In a series of interviews yesterday throughout Australia The Prime Minister Tony Abbott, Warren Mundine Chair of the new Indigenous advisory council and the new Health Minister Peter Dutton have made a series significant annoucements including;
- PRIME Minister Tony Abbott’s new indigenous advisory council will complete a review of indigenous spending by early next year.
- Mr Abbott has begun recruiting people for the council, which will oversee a shake up of indigenous affairs. (see email contact below)
- HEALTH Minister Peter Dutton supports raising tobacco taxes but won’t raise taxes on alcohol because he says it doesn’t cut consumption.
- The new minister says boosting community-based mental health services will be one of his priorities in government.
- The Abbott Government will do more to stop indigenous Australians taking up smoking.
- Warren Mundine on Wednesday officially signed on to be the council’s chairman.
- He said his preference was for the council to have seven or eight members.
- The membership will be finalised before the end of October.
- And finally todays rumour “There are some OATSIH program areas being considered for transfer but there will be 3 month consultation”
Mr Mundine spoke to Lisa Martin from AAP
“It’s not a representative committee … it’s a council of experts, indigenous and non-indigenous, who will be working in this space to get the socio-economic outcomes for indigenous people,” Mr Mundine told AAP.
“It will be based on expertise, but the majority will be indigenous people on the council.”
Mr Mundine confirmed former Department of the Prime Minister and Cabinet boss Peter Shergold will be on the council.
In the early 90s Dr Shergold headed the now defunct Aboriginal and Torres Strait Island Commission.
The council will meet Mr Abbott and senior ministers three times a year.
Mr Mundine, a former Labor national president, will meet with Mr Abbott and Indigenous Affairs Minister Nigel Scullion on a monthly basis.
Mr Mundine flagged that some meetings would be held in indigenous communities.
“We want to get out and about,” he said.
The council’s first task is to conduct a review of indigenous spending and how to get value for money.
Mr Mundine has stressed the review is not about budget cuts.
He expects the review to be finalised by February or March 2014.
* People can register their interest to be on the council by emailing
The new minister says boosting community-based mental health services will be one of his priorities in government.
And he’s warned bureaucrats working in 18 health agencies they could be axed or merged into the department.
The government’s Mental Health Commission will be absorbed back into the Health Department, where it will outline how to fix a fragmented system of service delivery, he said.
And the Australian Institute of Health and Welfare and the National Health Performance Authority – which both collect health data – can expect to be merged.
“There are several bodies collecting data and we’ve got to make sure we’re doing it in the most efficient way possible,” Mr Dutton told ABC Radio National.
“We want to make sure we’re getting the most efficient spend possible for taxpayers money so that we can get as much money as we can to frontline services,” he said.
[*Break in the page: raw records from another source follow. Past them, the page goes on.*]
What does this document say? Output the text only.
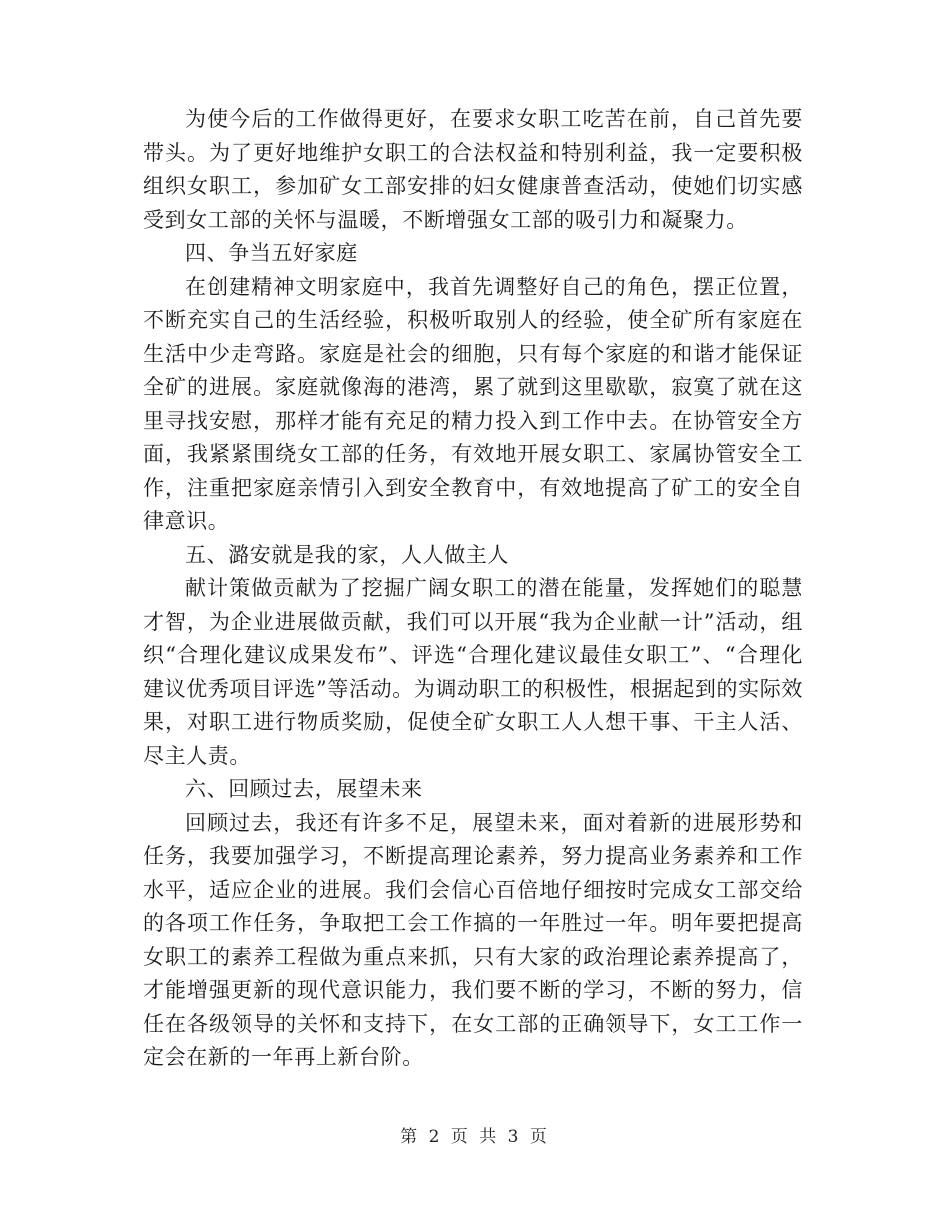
为使今后的工作做得更好，在要求女职工吃苦在前，自己首先要带头。为了更好地维护女职工的合法权益和特别利益，我一定要积极组织女职工，参加矿女工部安排的妇女健康普查活动，使她们切实感受到女工部的关怀与温暖，不断增强女工部的吸引力和凝聚力。

四、争当五好家庭

在创建精神文明家庭中，我首先调整好自己的角色，摆正位置，不断充实自己的生活经验，积极听取别人的经验，使全矿所有家庭在生活中少走弯路。家庭是社会的细胞，只有每个家庭的和谐才能保证全矿的进展。家庭就像海的港湾，累了就到这里歇歇，寂寞了就在这里寻找安慰，那样才能有充足的精力投入到工作中去。在协管安全方面，我紧紧围绕女工部的任务，有效地开展女职工、家属协管安全工作，注重把家庭亲情引入到安全教育中，有效地提高了矿工的安全自律意识。

五、潞安就是我的家，人人做主人

献计策做贡献为了挖掘广阔女职工的潜在能量，发挥她们的聪慧才智，为企业进展做贡献，我们可以开展“我为企业献一计”活动，组织“合理化建议成果发布”、评选“合理化建议最佳女职工”、“合理化建议优秀项目评选”等活动。为调动职工的积极性，根据起到的实际效果，对职工进行物质奖励，促使全矿女职工人人想干事、干主人活、尽主人责。

六、回顾过去，展望未来

回顾过去，我还有许多不足，展望未来，面对着新的进展形势和任务，我要加强学习，不断提高理论素养，努力提高业务素养和工作水平，适应企业的进展。我们会信心百倍地仔细按时完成女工部交给的各项工作任务，争取把工会工作搞的一年胜过一年。明年要把提高女职工的素养工程做为重点来抓，只有大家的政治理论素养提高了，才能增强更新的现代意识能力，我们要不断的学习，不断的努力，信任在各级领导的关怀和支持下，在女工部的正确领导下，女工工作一定会在新的一年再上新台阶。

第 2 页 共 3 页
The minister refused to comment on reports that he also has the National Preventive Health Agency in his sights.
In Opposition, Peter Dutton says he proposed a hike in the tobacco tax to cut smoking rates that was finally supported by the Rudd Government.
“I think wherever we can discourage the take up of tobacco we should because we know of the health outcomes and we should do whatever we can,” he said.
However, he says increasing alcohol taxes to combat Australia’s binge drinking culture won’t work.
“The (previous) government imposed the so-called alcopops tax and, in actual fact, the consumption of spirits has gone up since the introduction of that tax,” he said.
“It didn’t work,” he said.
The Abbott Government will do more to stop indigenous Australians taking up smoking, he said.
Mr Dutton says he wants to boost community-based services for the mentally ill and break down the stigma around mental illness that prevents 65 per cent of those with a problem seeking help.